A Calvin Theological Seminary Publication by Students & Alumni
Do you have a hero?

Do you have a hero?

Growing up I remember being asked the question: “Who is your hero”, and we would be
asked to draw a picture. Two strange things came from that: my immaculate fridge art
did a disappearing act, and I don’t know where it went. I’m sure it’s somewhere special,
and the second strange thing is that I didn’t truly have one. I think for the sake of fitting
in I put my uncle down as a candidate. To this day I couldn’t tell you why I chose my
uncle, but I could tell you that I hadn’t spent any time building the persona of a hero
that I wanted to become.
Maybe it’s not that strange, but until I was older I hadn’t really looked up to anyone.
What changed was that I became aware of my calling in life. I became aware that I was
called to pastoral ministry and started looking for preachers to emulate. I wanted to
become like them. I wanted to preach as boldly as they did, reach as many people as
they did, heck; I basically wanted to live absorbing their shadow.
With this “Fascination” or “hero” mentality, there came with it a sense of dysfunction
when one of them would have a moral failure or pass away. I had to come to grips with
what it would mean to be successful, to have the title of “good and faithful servant” as
commended by Jesus in the gospels. And I think we have a picture of this in the story of
Samuel. There’s a couple “sneaky” lines in the story that have some rather significant
“Indeed the Lord visited Hanna, and she conceived and bore three sons and two
daughters. And the boy Samuel grew in the presence of the Lord” (1 Samuel 2:21)

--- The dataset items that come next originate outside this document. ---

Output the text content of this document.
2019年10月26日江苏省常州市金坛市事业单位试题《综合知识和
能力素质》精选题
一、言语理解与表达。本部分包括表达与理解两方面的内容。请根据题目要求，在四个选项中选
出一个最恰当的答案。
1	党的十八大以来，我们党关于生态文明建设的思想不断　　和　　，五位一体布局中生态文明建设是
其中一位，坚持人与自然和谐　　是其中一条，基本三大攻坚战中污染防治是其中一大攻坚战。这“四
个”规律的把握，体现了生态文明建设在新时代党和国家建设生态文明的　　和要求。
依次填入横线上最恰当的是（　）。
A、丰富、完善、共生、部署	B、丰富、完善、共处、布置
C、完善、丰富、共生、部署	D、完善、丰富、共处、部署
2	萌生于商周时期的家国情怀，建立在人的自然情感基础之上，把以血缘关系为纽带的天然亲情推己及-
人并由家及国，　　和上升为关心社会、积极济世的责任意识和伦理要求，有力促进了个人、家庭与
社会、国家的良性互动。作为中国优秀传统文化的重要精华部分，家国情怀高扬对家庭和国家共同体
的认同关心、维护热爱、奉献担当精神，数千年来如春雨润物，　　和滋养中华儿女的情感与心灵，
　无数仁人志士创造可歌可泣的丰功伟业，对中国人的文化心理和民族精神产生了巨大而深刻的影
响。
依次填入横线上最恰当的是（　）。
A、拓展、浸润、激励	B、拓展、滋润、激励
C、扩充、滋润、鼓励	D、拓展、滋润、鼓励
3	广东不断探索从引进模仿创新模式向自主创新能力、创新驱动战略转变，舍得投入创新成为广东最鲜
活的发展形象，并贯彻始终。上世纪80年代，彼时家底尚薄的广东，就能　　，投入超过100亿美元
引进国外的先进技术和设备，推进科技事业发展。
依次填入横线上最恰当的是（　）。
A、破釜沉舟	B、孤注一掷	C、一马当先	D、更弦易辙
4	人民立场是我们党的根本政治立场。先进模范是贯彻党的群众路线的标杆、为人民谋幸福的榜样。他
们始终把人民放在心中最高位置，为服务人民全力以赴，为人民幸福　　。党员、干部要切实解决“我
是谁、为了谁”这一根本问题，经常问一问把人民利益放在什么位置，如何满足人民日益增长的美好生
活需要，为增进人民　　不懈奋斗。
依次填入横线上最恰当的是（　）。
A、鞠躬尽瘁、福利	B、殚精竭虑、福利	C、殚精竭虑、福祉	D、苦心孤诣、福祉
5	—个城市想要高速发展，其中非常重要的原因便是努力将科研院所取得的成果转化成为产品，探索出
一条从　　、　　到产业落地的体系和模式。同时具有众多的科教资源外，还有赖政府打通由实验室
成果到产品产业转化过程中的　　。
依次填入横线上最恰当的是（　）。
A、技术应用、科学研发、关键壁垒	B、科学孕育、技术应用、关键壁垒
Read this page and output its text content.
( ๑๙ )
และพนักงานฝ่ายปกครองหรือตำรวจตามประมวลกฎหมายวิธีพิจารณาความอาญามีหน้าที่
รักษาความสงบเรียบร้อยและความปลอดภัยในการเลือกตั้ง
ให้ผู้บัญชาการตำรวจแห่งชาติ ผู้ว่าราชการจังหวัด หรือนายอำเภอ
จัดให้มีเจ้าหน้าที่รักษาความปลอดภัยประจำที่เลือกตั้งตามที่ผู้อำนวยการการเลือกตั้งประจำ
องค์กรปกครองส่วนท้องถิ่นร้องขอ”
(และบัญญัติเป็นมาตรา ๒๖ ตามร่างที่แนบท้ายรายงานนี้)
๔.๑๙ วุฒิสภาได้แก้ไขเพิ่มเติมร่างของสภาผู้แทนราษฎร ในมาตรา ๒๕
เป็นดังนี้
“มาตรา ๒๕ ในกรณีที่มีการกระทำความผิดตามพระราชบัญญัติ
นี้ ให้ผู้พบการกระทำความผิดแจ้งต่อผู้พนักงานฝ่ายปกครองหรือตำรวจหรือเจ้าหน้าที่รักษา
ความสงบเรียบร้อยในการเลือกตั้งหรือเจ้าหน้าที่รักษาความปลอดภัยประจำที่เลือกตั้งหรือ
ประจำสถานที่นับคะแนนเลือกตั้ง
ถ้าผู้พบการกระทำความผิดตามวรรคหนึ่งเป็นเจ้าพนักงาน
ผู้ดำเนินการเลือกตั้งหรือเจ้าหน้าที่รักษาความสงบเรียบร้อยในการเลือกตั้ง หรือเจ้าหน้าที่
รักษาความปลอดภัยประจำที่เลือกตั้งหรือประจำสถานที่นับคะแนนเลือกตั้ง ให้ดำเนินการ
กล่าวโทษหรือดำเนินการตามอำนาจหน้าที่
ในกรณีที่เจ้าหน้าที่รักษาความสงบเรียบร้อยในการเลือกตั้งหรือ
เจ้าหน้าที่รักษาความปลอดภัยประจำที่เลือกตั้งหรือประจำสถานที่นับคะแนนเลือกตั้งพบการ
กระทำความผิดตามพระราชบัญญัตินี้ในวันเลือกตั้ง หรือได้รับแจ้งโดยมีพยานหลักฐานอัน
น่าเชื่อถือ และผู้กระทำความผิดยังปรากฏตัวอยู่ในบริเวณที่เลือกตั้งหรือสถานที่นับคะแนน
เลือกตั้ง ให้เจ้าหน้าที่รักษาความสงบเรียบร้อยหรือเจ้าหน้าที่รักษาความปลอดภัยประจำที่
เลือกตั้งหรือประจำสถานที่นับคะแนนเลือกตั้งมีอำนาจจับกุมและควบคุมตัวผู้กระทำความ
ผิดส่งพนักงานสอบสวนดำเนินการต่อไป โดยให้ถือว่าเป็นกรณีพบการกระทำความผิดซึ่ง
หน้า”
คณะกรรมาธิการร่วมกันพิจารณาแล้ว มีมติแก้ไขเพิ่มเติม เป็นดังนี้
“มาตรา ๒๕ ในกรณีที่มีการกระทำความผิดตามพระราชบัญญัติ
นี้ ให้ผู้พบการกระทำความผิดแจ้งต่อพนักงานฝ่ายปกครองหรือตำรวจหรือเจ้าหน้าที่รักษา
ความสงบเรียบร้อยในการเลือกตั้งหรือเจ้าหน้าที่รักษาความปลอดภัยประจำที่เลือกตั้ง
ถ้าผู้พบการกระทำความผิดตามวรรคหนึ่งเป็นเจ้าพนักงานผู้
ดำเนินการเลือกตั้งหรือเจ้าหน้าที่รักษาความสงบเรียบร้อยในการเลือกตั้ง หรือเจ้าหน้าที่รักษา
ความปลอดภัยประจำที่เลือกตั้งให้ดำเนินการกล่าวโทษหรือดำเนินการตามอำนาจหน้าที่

“And Samuel grew, and the Lord was with him and he let none of his words fall to the

ground” (1 Samuel 3:19)

During the time of Samuel, there was this “superstar” (I suppose). A family that was
chosen by God to minister in His presence, and bring judgment to the people of Israel.
And his faithfulness to the Lord was a contributing factor to Samuel even being born!
What we see during the turmoil of Eli’s family is Samuel remaining in the background,
being faithful to the Lord and growing in relationship with Him.
What struck me, was that Samuel certainly looked up to Eli (if his submission to Eli
asking if he was calling him is any indication), served him, and maybe even ignored
some of the faults I’m sure. But the whole time his mentor/teacher was making more
than a few blunders, he chose to grow in the Lord.

Samuel had background faithfulness

I think there is something here for all of us aspiring ministers, heck all of us to learn
from Samuel.
Focus on our nearness to the Father. The only way we can guarantee success (and
sometimes not success by our standard) is to ensure that we grow in our relationship
with God. To grow in our knowledge of Jesus. The only “hero” we should have in our
lives is Jesus. Why? Because he is literally perfect.
Although the principle could definitely stop there, I think there is something else we can
apply through this “background faithfulness” idea: pining after a “position” is far from
the intent of God in our lives. Certainly the calling of Samuel was to a position, but
again; if Eli and his sons were faithful, there’s a chance that Samuel would have
remained in the background seeking the Lord.
A good question for all of us to ask would be this:

If we were to never get a position of influence, would we follow God into
that calling? If we are called to be a “right hand man/woman” would we be

content with background faithfulness?